President Donald Trump’s Beijing visit arrives at a rare moment of advantage built on recent trade wins, targeted military pressure and a clear agenda: trade, technology, sanctions and deterrence. This piece maps how those levers shape the summit, why the media narrative misses key facts and what Washington should push for when negotiators sit down with Xi Jinping.
The mainstream press keeps painting a gloomy picture, ignoring how leverage has shifted. “Xi is confident in his country’s power; Trump is weakened with U.S. mired in war,” dripped The Washington Post, and another column warned “Xi wants to project China as a more reliable and responsible counterweight to U.S. volatility,” yet those takes skip the tangible moves that changed the balance. Spin doesn’t alter reality: control of strategic routes, smart sanctions and tighter trade terms matter more than punditry.
On the ground, American policy has tightened the screws where it counts. The U.S. Navy now patrols critical oil lanes that China relies on, curbing the flow of strategic fuel and giving negotiators real bargaining chips. That kind of presence is new leverage, and it forces Beijing to consider costs it may have brushed off before.

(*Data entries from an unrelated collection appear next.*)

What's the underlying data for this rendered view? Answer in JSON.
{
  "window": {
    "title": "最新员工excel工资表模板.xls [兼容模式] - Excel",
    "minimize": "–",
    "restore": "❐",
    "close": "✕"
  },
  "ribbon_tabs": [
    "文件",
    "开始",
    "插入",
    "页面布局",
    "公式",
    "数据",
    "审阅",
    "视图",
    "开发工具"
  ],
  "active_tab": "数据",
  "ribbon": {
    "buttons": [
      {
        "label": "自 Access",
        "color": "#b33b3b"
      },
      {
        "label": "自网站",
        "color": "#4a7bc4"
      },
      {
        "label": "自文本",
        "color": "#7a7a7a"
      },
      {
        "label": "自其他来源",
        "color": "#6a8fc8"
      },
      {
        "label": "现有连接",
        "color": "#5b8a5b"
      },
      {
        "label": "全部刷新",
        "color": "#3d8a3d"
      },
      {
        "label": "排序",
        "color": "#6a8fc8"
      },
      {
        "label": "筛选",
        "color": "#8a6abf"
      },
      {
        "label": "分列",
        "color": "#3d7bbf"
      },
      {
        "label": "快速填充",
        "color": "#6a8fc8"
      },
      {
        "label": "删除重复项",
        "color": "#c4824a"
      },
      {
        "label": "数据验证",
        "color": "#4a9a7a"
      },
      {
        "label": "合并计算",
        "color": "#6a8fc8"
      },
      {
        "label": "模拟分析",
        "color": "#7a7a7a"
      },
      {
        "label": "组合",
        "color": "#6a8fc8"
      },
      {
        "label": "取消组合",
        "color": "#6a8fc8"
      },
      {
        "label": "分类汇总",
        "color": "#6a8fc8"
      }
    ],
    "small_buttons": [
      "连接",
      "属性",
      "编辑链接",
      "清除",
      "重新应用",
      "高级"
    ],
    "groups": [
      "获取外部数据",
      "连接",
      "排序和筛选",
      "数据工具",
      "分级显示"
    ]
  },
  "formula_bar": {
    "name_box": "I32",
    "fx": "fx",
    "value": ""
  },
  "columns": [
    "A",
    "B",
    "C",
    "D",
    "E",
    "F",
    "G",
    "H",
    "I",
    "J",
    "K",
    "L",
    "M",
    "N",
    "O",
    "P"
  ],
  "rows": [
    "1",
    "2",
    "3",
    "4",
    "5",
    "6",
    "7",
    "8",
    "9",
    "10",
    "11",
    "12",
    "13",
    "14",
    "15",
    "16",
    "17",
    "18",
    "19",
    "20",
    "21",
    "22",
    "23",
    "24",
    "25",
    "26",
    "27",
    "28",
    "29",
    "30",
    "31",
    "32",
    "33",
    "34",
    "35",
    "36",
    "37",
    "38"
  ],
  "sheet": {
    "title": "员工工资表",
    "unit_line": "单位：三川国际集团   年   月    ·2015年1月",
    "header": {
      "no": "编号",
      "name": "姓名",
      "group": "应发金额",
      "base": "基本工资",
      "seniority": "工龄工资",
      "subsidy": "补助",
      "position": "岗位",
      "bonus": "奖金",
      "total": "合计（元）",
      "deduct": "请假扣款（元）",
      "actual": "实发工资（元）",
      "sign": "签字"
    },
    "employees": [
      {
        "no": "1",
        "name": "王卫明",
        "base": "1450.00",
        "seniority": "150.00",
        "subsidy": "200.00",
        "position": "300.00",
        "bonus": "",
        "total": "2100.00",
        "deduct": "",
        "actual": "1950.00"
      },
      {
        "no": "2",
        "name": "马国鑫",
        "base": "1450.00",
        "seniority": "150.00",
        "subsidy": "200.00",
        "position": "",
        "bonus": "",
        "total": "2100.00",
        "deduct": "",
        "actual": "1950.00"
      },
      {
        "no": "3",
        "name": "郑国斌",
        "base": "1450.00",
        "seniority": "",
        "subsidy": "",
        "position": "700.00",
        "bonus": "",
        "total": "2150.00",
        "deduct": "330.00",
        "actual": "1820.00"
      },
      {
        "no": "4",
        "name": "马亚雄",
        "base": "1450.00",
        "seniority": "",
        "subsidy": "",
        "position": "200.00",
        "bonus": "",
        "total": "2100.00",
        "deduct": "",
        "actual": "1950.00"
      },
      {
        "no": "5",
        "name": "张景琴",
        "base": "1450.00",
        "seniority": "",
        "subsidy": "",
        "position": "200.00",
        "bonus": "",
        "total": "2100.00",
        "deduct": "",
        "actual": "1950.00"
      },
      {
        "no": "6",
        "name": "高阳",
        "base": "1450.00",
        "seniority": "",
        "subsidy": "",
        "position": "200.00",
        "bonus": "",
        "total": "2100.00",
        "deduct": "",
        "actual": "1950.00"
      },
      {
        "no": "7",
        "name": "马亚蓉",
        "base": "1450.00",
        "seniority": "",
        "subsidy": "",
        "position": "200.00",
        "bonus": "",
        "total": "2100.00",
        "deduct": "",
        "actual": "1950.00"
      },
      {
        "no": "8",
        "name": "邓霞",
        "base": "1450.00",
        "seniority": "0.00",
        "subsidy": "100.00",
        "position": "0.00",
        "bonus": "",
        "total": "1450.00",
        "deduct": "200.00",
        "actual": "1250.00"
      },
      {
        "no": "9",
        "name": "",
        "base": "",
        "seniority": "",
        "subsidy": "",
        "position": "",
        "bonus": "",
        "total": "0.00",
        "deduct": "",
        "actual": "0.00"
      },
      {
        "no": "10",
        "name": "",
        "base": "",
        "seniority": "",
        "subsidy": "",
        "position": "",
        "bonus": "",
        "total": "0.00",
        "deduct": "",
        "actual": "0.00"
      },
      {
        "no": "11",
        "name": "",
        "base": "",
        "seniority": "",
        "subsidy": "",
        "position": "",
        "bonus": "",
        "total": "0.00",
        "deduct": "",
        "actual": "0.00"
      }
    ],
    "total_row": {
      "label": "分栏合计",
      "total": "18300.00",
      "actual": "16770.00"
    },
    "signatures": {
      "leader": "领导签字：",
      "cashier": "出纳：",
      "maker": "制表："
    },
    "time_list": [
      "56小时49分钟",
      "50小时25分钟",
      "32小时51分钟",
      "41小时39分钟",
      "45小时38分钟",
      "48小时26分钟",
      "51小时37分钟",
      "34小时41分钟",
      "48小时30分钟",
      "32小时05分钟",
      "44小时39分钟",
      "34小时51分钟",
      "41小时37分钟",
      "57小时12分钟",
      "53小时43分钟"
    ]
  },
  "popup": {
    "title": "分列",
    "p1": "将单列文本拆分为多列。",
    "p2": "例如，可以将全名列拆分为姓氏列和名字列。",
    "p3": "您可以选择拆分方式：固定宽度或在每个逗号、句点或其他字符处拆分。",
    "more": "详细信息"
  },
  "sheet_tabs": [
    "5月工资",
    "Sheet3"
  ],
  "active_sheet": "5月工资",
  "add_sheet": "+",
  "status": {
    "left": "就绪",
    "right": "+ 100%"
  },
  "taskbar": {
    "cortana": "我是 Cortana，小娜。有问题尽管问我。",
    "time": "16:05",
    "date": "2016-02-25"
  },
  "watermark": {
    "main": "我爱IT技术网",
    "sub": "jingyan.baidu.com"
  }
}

Beijing is not without troubles of its own. Xi has spent months reshaping leadership ranks, wrestling with a cooling economy and trying to catch up in advanced tech. Turning inward and tightening control is not a sign of unshakeable strength; it is often a reaction to pressure.
Trade and investment deals have been a core of the U.S. response, and the Trump team brings corporate heavyweights as proof of intent. Executives from the space, aviation and industrial sectors travel with the delegation to signal carrots as well as sticks, and that combination makes America’s position practical and persuasive at the negotiating table.
There’s an economic argument at the center of the trip. “Our trade deficit in goods with China fell to $202 billion in 2025—the lowest it has been since 2004. And China’s share of total U.S. imports fell to about 9 percent, the lowest it has been since China joined the World Trade Organization (WTO) in 2001,” U.S. Trade Representative Jamieson Greer testified Apr. 28. That shift is the result of targeted tariffs, supply-chain diversification and tougher investment scrutiny.
Agriculture and aerospace are obvious bargaining chips. American farmers want stability and long-term purchase commitments for soybeans, dairy and corn, while Boeing stands to move major orders if reciprocity and safety checks align. Managed, sector-by-sector trade talks are what the U.S. team prefers: expand low-risk commerce while isolating sensitive technologies.
Sanctions and targeted enforcement will be on the table too, especially around weapons proliferation and illicit oil flows. Evidence that Iran received chemicals for missile fuels and that shadow tankers skirted sanctions has already prompted action, and the U.S. will make clear these behaviors have consequences that reach China’s energy and petrochemical sectors.
The tech front, especially AI, is high stakes and fiercely competitive. Official chat about safety is fine, but America should avoid binding pacts that legitimize Chinese standards or slow U.S. innovation. Currently, the U.S. leads on model performance and deployment across markets, and preserving that edge means protecting private-sector freedom to innovate.
China’s military buildup remains a strategic challenge: land reclamation in key maritime highways and a fast-growing nuclear arsenal are facts no negotiator can ignore. The Trump approach pairs deterrence with dealmaking—using pressure where necessary while offering trade pathways that reward responsible cooperation. That blend is designed to keep U.S. interests front and center without surrendering leverage.